Recursion follows the data, with the same depth guard as Self: cyclic or pathologically deep input raises a clean Invalid, never a RecursionError. A recursive dataclass level does more work than a bare Self level, so it bottoms out sooner; raise sys.setrecursionlimit if you genuinely need to go deeper.

A field that is a union of dataclasses sharing a literal tag field becomes a discriminated union: the tag picks the one branch to validate, rather than trying each member in order. The branch is chosen by the tag, so a failure reports that branch’s error instead of a vague “matched no member”.

from __future__ import annotations
from dataclasses import dataclass
from typing import Literal
from probatio import DataclassSchema
@dataclass
class Circle:
kind: Literal["circle"]
radius: int
@dataclass
class Square:
kind: Literal["square"]
side: int
@dataclass
class Shape:
shape: Circle | Square
DataclassSchema(Shape)({"shape": {"kind": "square", "side": 3}})
# Shape(shape=Square(kind='square', side=3))

The tag field must be a single-value Literal present on every member, with a distinct value per member.
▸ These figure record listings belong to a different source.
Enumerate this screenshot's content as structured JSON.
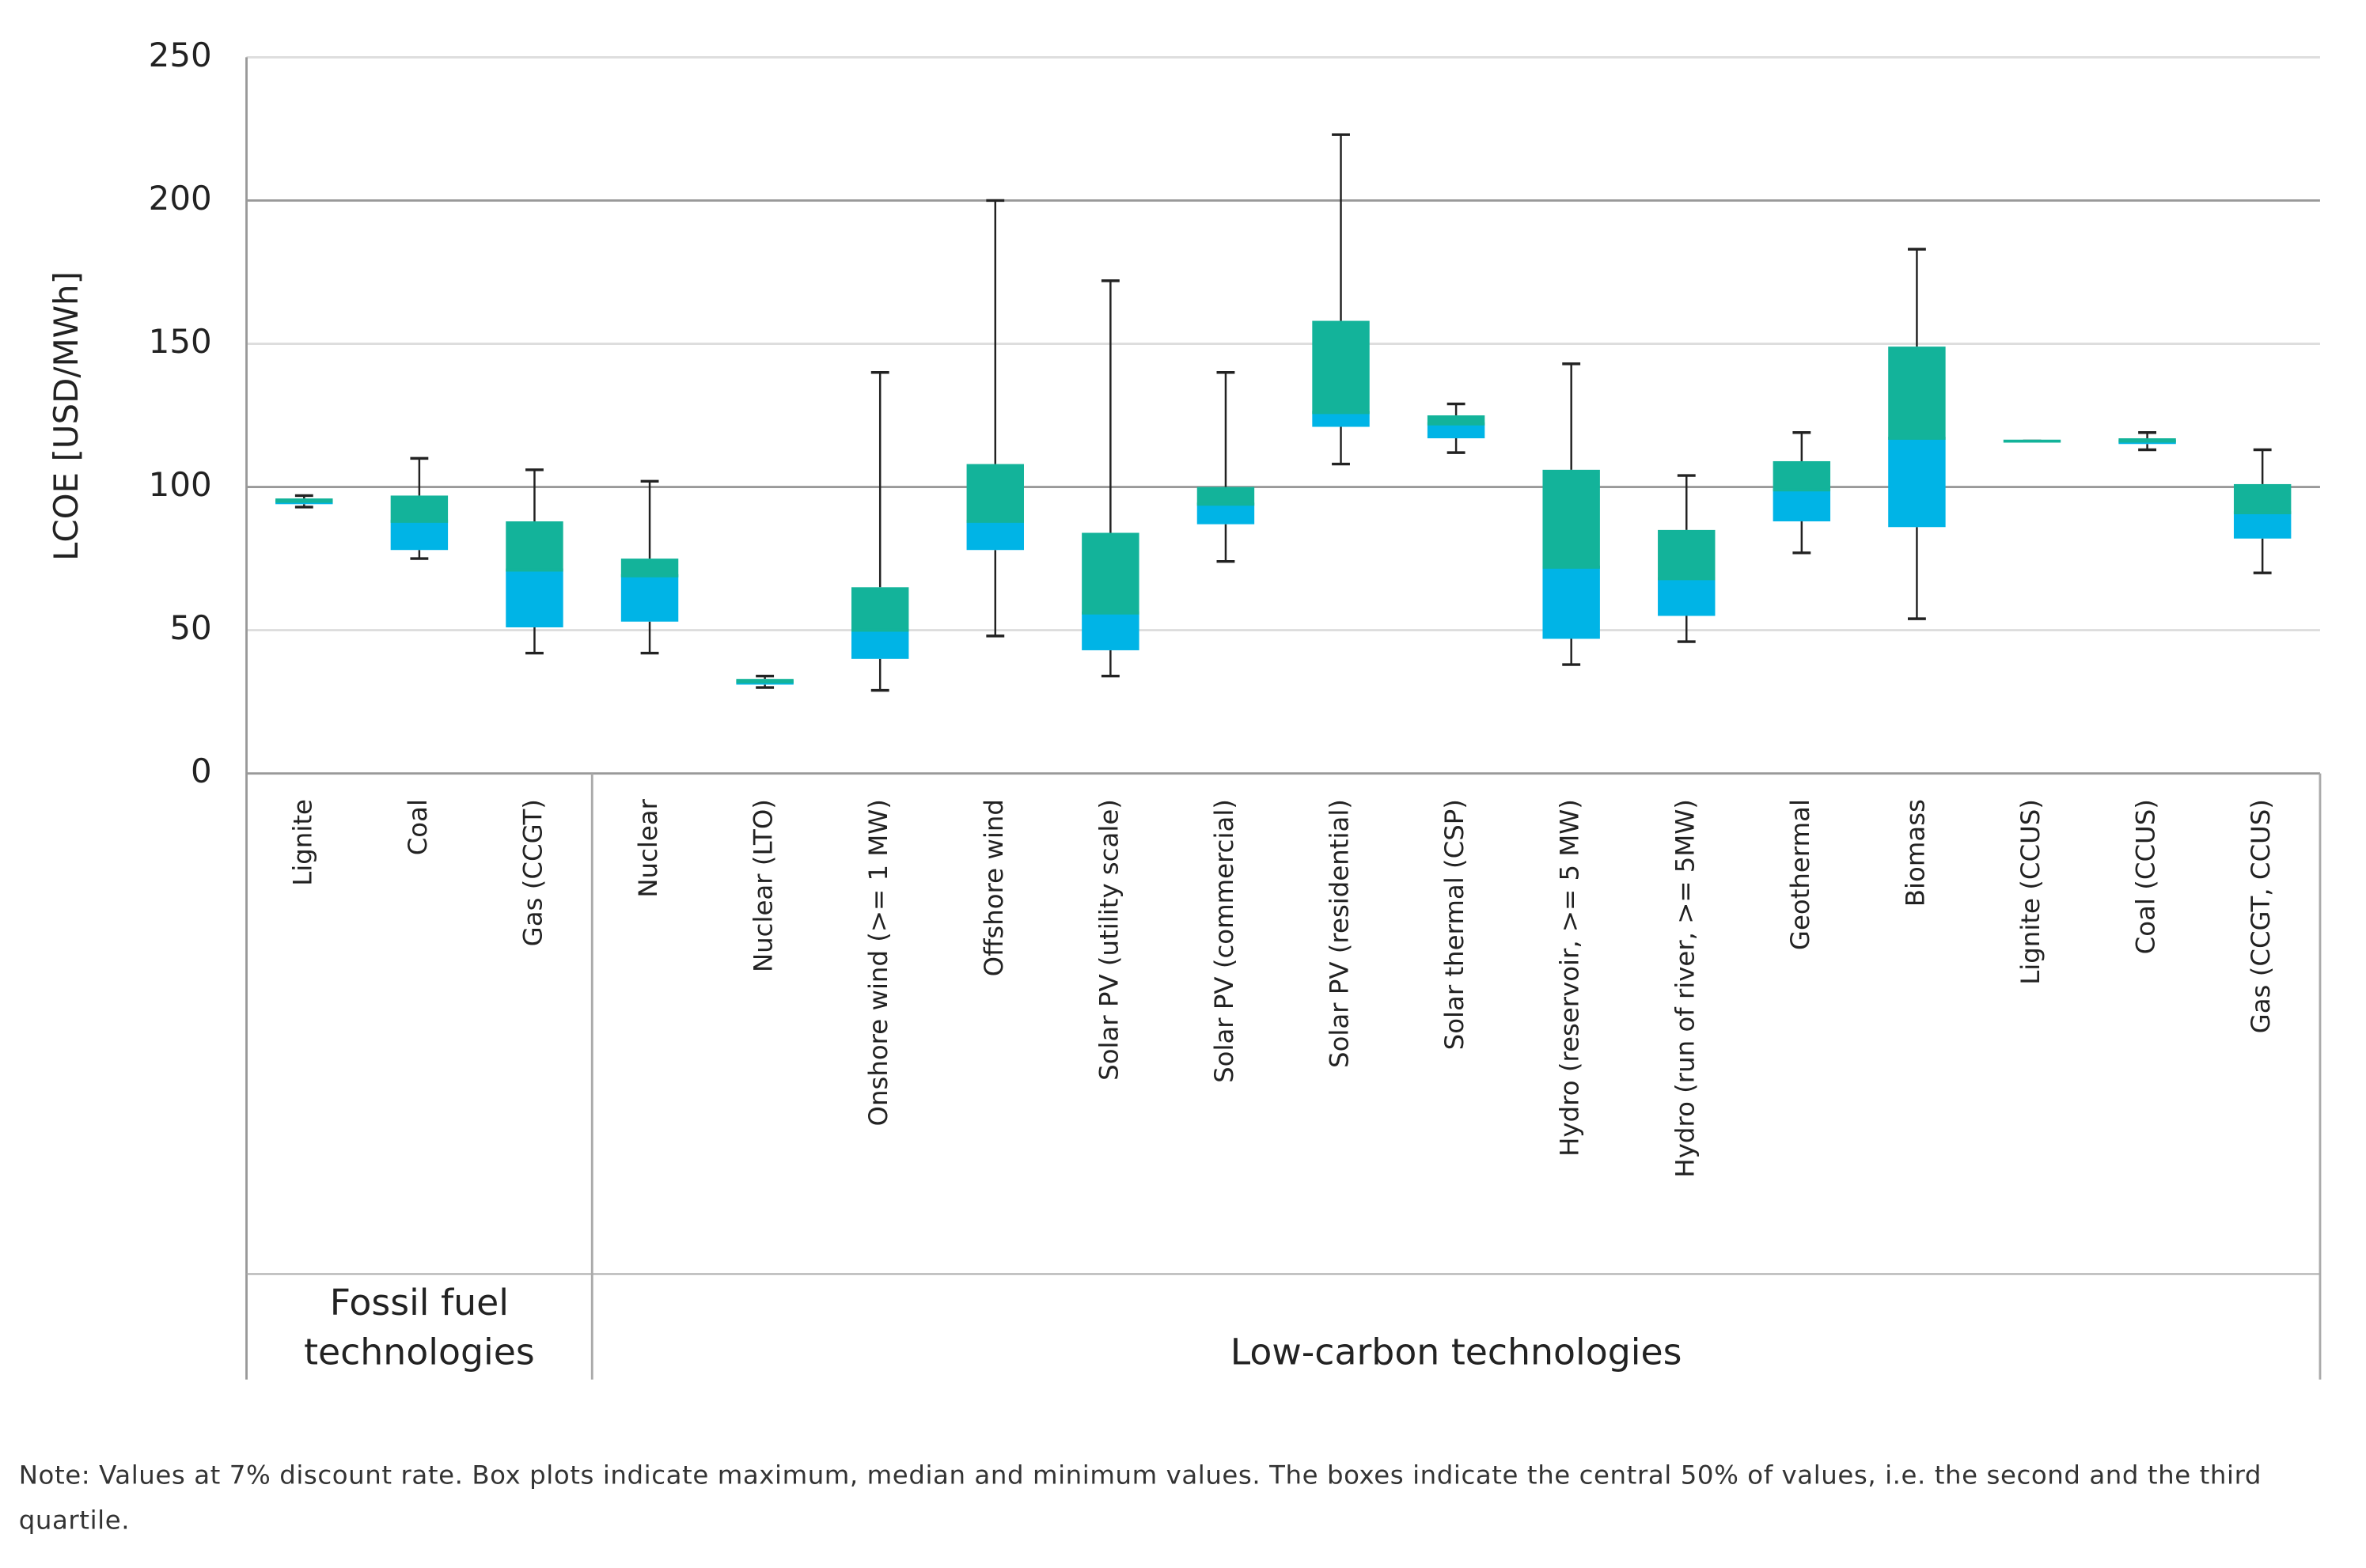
{
  "chart_data": {
    "type": "box",
    "ylabel": "LCOE [USD/MWh]",
    "ylim": [
      0,
      250
    ],
    "yticks": [
      0,
      50,
      100,
      150,
      200,
      250
    ],
    "grid": true,
    "upper_color": "#13b39a",
    "lower_color": "#00b4e6",
    "groups": [
      {
        "label": "Fossil fuel technologies",
        "categories": [
          "Lignite",
          "Coal",
          "Gas (CCGT)"
        ],
        "min": [
          93,
          75,
          42
        ],
        "q1": [
          94,
          78,
          51
        ],
        "median": [
          95,
          88,
          71
        ],
        "q3": [
          96,
          97,
          88
        ],
        "max": [
          97,
          110,
          106
        ]
      },
      {
        "label": "Low-carbon technologies",
        "categories": [
          "Nuclear",
          "Nuclear (LTO)",
          "Onshore wind (>= 1 MW)",
          "Offshore wind",
          "Solar PV (utility scale)",
          "Solar PV (commercial)",
          "Solar PV (residential)",
          "Solar thermal (CSP)",
          "Hydro (reservoir, >= 5 MW)",
          "Hydro (run of river, >= 5MW)",
          "Geothermal",
          "Biomass",
          "Lignite (CCUS)",
          "Coal (CCUS)",
          "Gas (CCGT, CCUS)"
        ],
        "min": [
          42,
          30,
          29,
          48,
          34,
          74,
          108,
          112,
          38,
          46,
          77,
          54,
          116,
          113,
          70
        ],
        "q1": [
          53,
          31,
          40,
          78,
          43,
          87,
          121,
          117,
          47,
          55,
          88,
          86,
          116,
          115,
          82
        ],
        "median": [
          69,
          32,
          50,
          88,
          56,
          94,
          126,
          122,
          72,
          68,
          99,
          117,
          116,
          116,
          91
        ],
        "q3": [
          75,
          33,
          65,
          108,
          84,
          100,
          158,
          125,
          106,
          85,
          109,
          149,
          116,
          117,
          101
        ],
        "max": [
          102,
          34,
          140,
          200,
          172,
          140,
          223,
          129,
          143,
          104,
          119,
          183,
          116,
          119,
          113
        ]
      }
    ]
  },
  "note": "Note: Values at 7% discount rate. Box plots indicate maximum, median and minimum values. The boxes indicate the central 50% of values, i.e. the second and the third quartile."
}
Without one (or if a member is not a dataclass), the union stays an ordinary “try each” Any. An unknown tag value falls back to trying every member, so it still fails cleanly rather than silently.

The same engine builds a schema from a TypedDict. Because that is a different tool with a different result (the validated dict, not a constructed instance), it has its own page: Schemas from TypedDicts.

A field with init=False is left out of the schema, since it is not a constructor argument. The value is not coerced between container types: a list stays a list even where the annotation says tuple.